The story is based on a novel she was working on, but didn´t continue. It features a writer who is invited to take part to a writing retreat, with Botoxed co-participants, fascinated by crystals and new-age hopes for a prolific writing. She is trying to survive a break-up - the ex took not only her books, but also the cats - and her human need of affection and touch. She is part-observer, part-actor, because in a way this is the fascinating paradoxical strength of alternative medicine and realms in general: they are illogical enough to make us take them seriously.
Junket is a one-hour long, but within this short amount of time it aims much better at the ridiculous and superficial world of the retreats than if it would have use the amount of several more hours. Maybe it was better that it turned to be only a short story: for a novel it would have just repeat some stereotypes easy to be found in other books on the topic. Thus, it focus on the story as it is, without any further development. As usual, Groff´s writing never disappoints.
Rating: 3.5 stars
Saturday, September 3, 2022
Memories from a Childhood in Sylt
In Germany in general, and particularly among the travel afficionados - in Germany and abroad - the island of Sylt has an exotic reputation. With a population of around 21,000, it is worldwide famous for its pristine landscape, minimal public transportation and thatched-roof houses. For celebrities in Germany, and not only, the island is a destination for parties, when Mallorca seems too far away. This fame has a price as Sylt is considered Germany´s most expensive real estate destination. Some may say it is a German version of St. Tropez, but I organically despise any hasty comparisons between locations - and yes, I hate every other ´little Paris´ or ´Venice of..a.´ kind of labels.
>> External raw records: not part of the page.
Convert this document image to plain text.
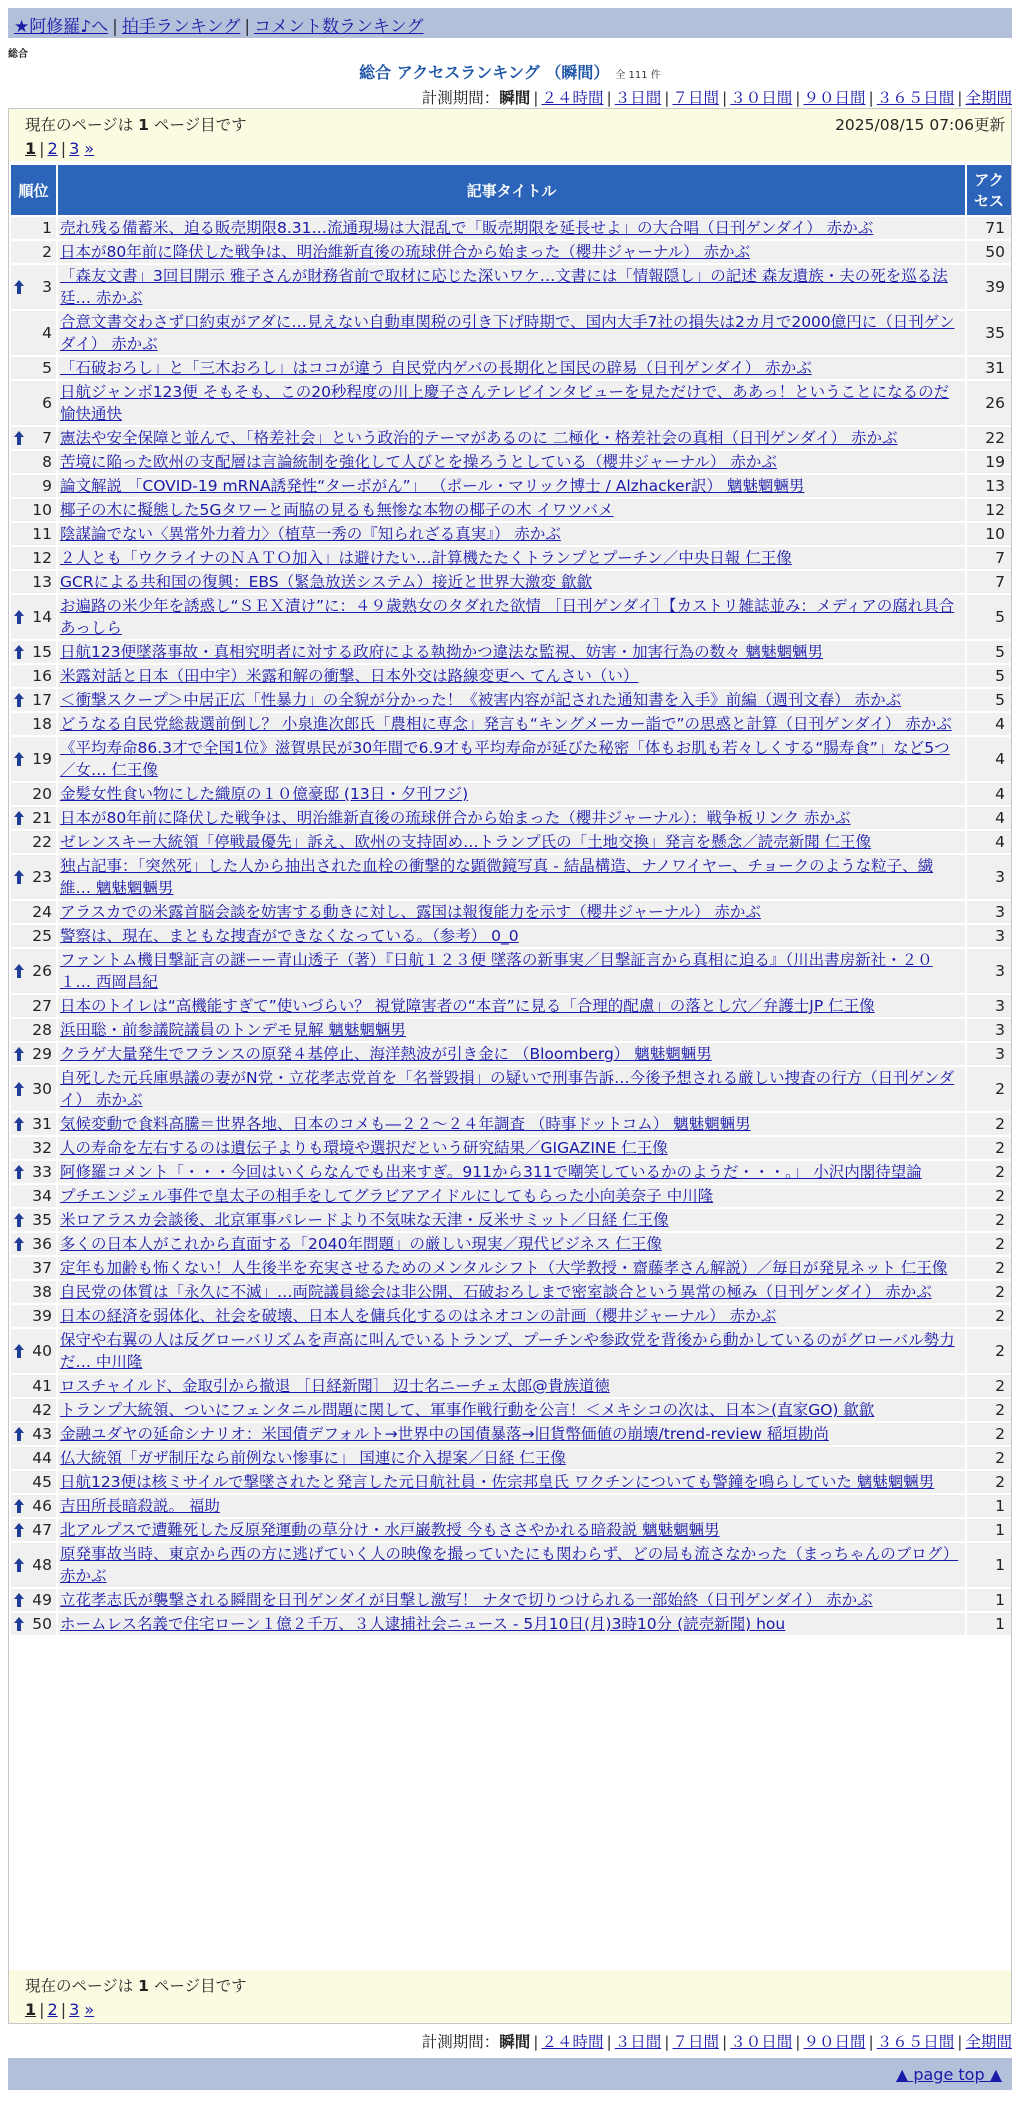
★阿修羅♪へ | 拍手ランキング | コメント数ランキング
総合
総合 アクセスランキング （瞬間） 全 111 件
計測期間：瞬間 | ２４時間 | ３日間 | ７日間 | ３０日間 | ９０日間 | ３６５日間 | 全期間
現在のページは 1 ページ目です
1 | 2 | 3 »
2025/08/15 07:06更新
順位	記事タイトル	アクセス
1	売れ残る備蓄米、迫る販売期限8.31…流通現場は大混乱で「販売期限を延長せよ」の大合唱（日刊ゲンダイ） 赤かぶ	71
2	日本が80年前に降伏した戦争は、明治維新直後の琉球併合から始まった（櫻井ジャーナル） 赤かぶ	50

3	「森友文書」3回目開示 雅子さんが財務省前で取材に応じた深いワケ…文書には「情報隠し」の記述 森友遺族・夫の死を巡る法廷… 赤かぶ	39
4	合意文書交わさず口約束がアダに…見えない自動車関税の引き下げ時期で、国内大手7社の損失は2カ月で2000億円に（日刊ゲンダイ） 赤かぶ	35
5	「石破おろし」と「三木おろし」はココが違う 自民党内ゲバの長期化と国民の辟易（日刊ゲンダイ） 赤かぶ	31
6	日航ジャンボ123便 そもそも、この20秒程度の川上慶子さんテレビインタビューを見ただけで、ああっ！ということになるのだ 愉快通快	26

7	憲法や安全保障と並んで、「格差社会」という政治的テーマがあるのに 二極化・格差社会の真相（日刊ゲンダイ） 赤かぶ	22
8	苦境に陥った欧州の支配層は言論統制を強化して人びとを操ろうとしている（櫻井ジャーナル） 赤かぶ	19
9	論文解説 「COVID-19 mRNA誘発性“ターボがん”」 （ポール・マリック博士 / Alzhacker訳） 魑魅魍魎男	13
10	椰子の木に擬態した5Gタワーと両脇の見るも無惨な本物の椰子の木 イワツバメ	12
11	陰謀論でない〈異常外力着力〉（植草一秀の『知られざる真実』） 赤かぶ	10
12	２人とも「ウクライナのＮＡＴＯ加入」は避けたい…計算機たたくトランプとプーチン／中央日報 仁王像	7
13	GCRによる共和国の復興：EBS（緊急放送システム）接近と世界大激変 歙歙	7

14	お遍路の米少年を誘惑し“ＳＥＸ漬け”に：４９歳熟女のタダれた欲情 ［日刊ゲンダイ］【カストリ雑誌並み：メディアの腐れ具合 あっしら	5

15	日航123便墜落事故・真相究明者に対する政府による執拗かつ違法な監視、妨害・加害行為の数々 魑魅魍魎男	5
16	米露対話と日本（田中宇）米露和解の衝撃、日本外交は路線変更へ てんさい（い）	5

17	＜衝撃スクープ＞中居正広「性暴力」の全貌が分かった！《被害内容が記された通知書を入手》前編（週刊文春） 赤かぶ	5
18	どうなる自民党総裁選前倒し？ 小泉進次郎氏「農相に専念」発言も“キングメーカー詣で”の思惑と計算（日刊ゲンダイ） 赤かぶ	4

19	《平均寿命86.3才で全国1位》滋賀県民が30年間で6.9才も平均寿命が延びた秘密「体もお肌も若々しくする“腸寿食”」など5つ／女… 仁王像	4
20	金髪女性食い物にした織原の１０億豪邸 (13日・夕刊フジ)	4

21	日本が80年前に降伏した戦争は、明治維新直後の琉球併合から始まった（櫻井ジャーナル）：戦争板リンク 赤かぶ	4
22	ゼレンスキー大統領「停戦最優先」訴え、欧州の支持固め…トランプ氏の「土地交換」発言を懸念／読売新聞 仁王像	4

23	独占記事：「突然死」した人から抽出された血栓の衝撃的な顕微鏡写真 - 結晶構造、ナノワイヤー、チョークのような粒子、繊維… 魑魅魍魎男	3
24	アラスカでの米露首脳会談を妨害する動きに対し、露国は報復能力を示す（櫻井ジャーナル） 赤かぶ	3
25	警察は、現在、まともな捜査ができなくなっている。（参考） 0_0	3

26	ファントム機目撃証言の謎ーー青山透子（著）『日航１２３便 墜落の新事実／目撃証言から真相に迫る』（川出書房新社・２０１… 西岡昌紀	3
27	日本のトイレは“高機能すぎて”使いづらい？ 視覚障害者の“本音”に見る「合理的配慮」の落とし穴／弁護士JP 仁王像	3
28	浜田聡・前参議院議員のトンデモ見解 魑魅魍魎男	3

29	クラゲ大量発生でフランスの原発４基停止、海洋熱波が引き金に （Bloomberg） 魑魅魍魎男	3

30	自死した元兵庫県議の妻がN党・立花孝志党首を「名誉毀損」の疑いで刑事告訴…今後予想される厳しい捜査の行方（日刊ゲンダイ） 赤かぶ	2

31	気候変動で食料高騰＝世界各地、日本のコメも―２２～２４年調査 （時事ドットコム） 魑魅魍魎男	2
32	人の寿命を左右するのは遺伝子よりも環境や選択だという研究結果／GIGAZINE 仁王像	2

33	阿修羅コメント「・・・今回はいくらなんでも出来すぎ。911から311で嘲笑しているかのようだ・・・。」 小沢内閣待望論	2
34	プチエンジェル事件で皇太子の相手をしてグラビアアイドルにしてもらった小向美奈子 中川隆	2

35	米ロアラスカ会談後、北京軍事パレードより不気味な天津・反米サミット／日経 仁王像	2

36	多くの日本人がこれから直面する「2040年問題」の厳しい現実／現代ビジネス 仁王像	2
37	定年も加齢も怖くない！人生後半を充実させるためのメンタルシフト（大学教授・齋藤孝さん解説）／毎日が発見ネット 仁王像	2
38	自民党の体質は「永久に不滅」…両院議員総会は非公開、石破おろしまで密室談合という異常の極み（日刊ゲンダイ） 赤かぶ	2
39	日本の経済を弱体化、社会を破壊、日本人を傭兵化するのはネオコンの計画（櫻井ジャーナル） 赤かぶ	2

40	保守や右翼の人は反グローバリズムを声高に叫んでいるトランプ、プーチンや参政党を背後から動かしているのがグローバル勢力だ… 中川隆	2
41	ロスチャイルド、金取引から撤退 ［日経新聞］ 辺士名ニーチェ太郎@貴族道徳	2
42	トランプ大統領、ついにフェンタニル問題に関して、軍事作戦行動を公言！＜メキシコの次は、日本＞(直家GO) 歙歙	2

43	金融ユダヤの延命シナリオ：米国債デフォルト→世界中の国債暴落→旧貨幣価値の崩壊/trend-review 稲垣勘尚	2
44	仏大統領「ガザ制圧なら前例ない惨事に」 国連に介入提案／日経 仁王像	2
45	日航123便は核ミサイルで撃墜されたと発言した元日航社員・佐宗邦皇氏 ワクチンについても警鐘を鳴らしていた 魑魅魍魎男	2

46	吉田所長暗殺説。 福助	1

47	北アルプスで遭難死した反原発運動の草分け・水戸巌教授 今もささやかれる暗殺説 魑魅魍魎男	1

48	原発事故当時、東京から西の方に逃げていく人の映像を撮っていたにも関わらず、どの局も流さなかった（まっちゃんのブログ） 赤かぶ	1

49	立花孝志氏が襲撃される瞬間を日刊ゲンダイが目撃し激写！ ナタで切りつけられる一部始終（日刊ゲンダイ） 赤かぶ	1

50	ホームレス名義で住宅ローン１億２千万、３人逮捕社会ニュース - 5月10日(月)3時10分 (読売新聞) hou	1
現在のページは 1 ページ目です
1 | 2 | 3 »
計測期間：瞬間 | ２４時間 | ３日間 | ７日間 | ３０日間 | ９０日間 | ３６５日間 | 全期間
▲ page top ▲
It happened to meet a couple of years someone from Sylt, a young intelligent lady, who sparsely answered my curious questions about the everyday life on the island. But I knew that I always wanted to visit it, but haven´t feel prepared for it. The 9 Euro transportation ticket across Germany put into circulation during the summer month allowed many Germans to finally visit the island, despite the relatively long amount of time needed to reach there - at least 6 hours. However, I rather prefer to wait a little bit more, uninterested to arrive at a time of high inflation of tourists. After all, I am always after authentic, everyday life experience, and not the high season comotion, of any time.
Sylt-born journalist and writer Susanne Matthiesen prepared me for getting to know the island through a personal account of life on the island in the late 60s, early 70s. She is going beyond the touristic brand, reaching out to personal stories, real humans who used to rent their houses during the summer, and childs who grew up there and their first joints.
Her family run for generation a fur business, and therefore, thus it provides insider´s story not only about the fur lovers clients from Germany and abroad - among which, Princess Soraya the second wife of Reza Pahlavi, the Shah of Iran, who eventually forgot to pay for her beautiful fur coat - but shares a unique dynamic of the island middle class and its transformation across decenies.
The writing is equally engaging, with vivid descriptions and individual portraits.
Now, I am more prepared for a visit to Sylt. As the next summer is one year, I hope to go even further in my theoretical knowledge about this island and especially its people, one step forward to me getting to know it in real time and flesh.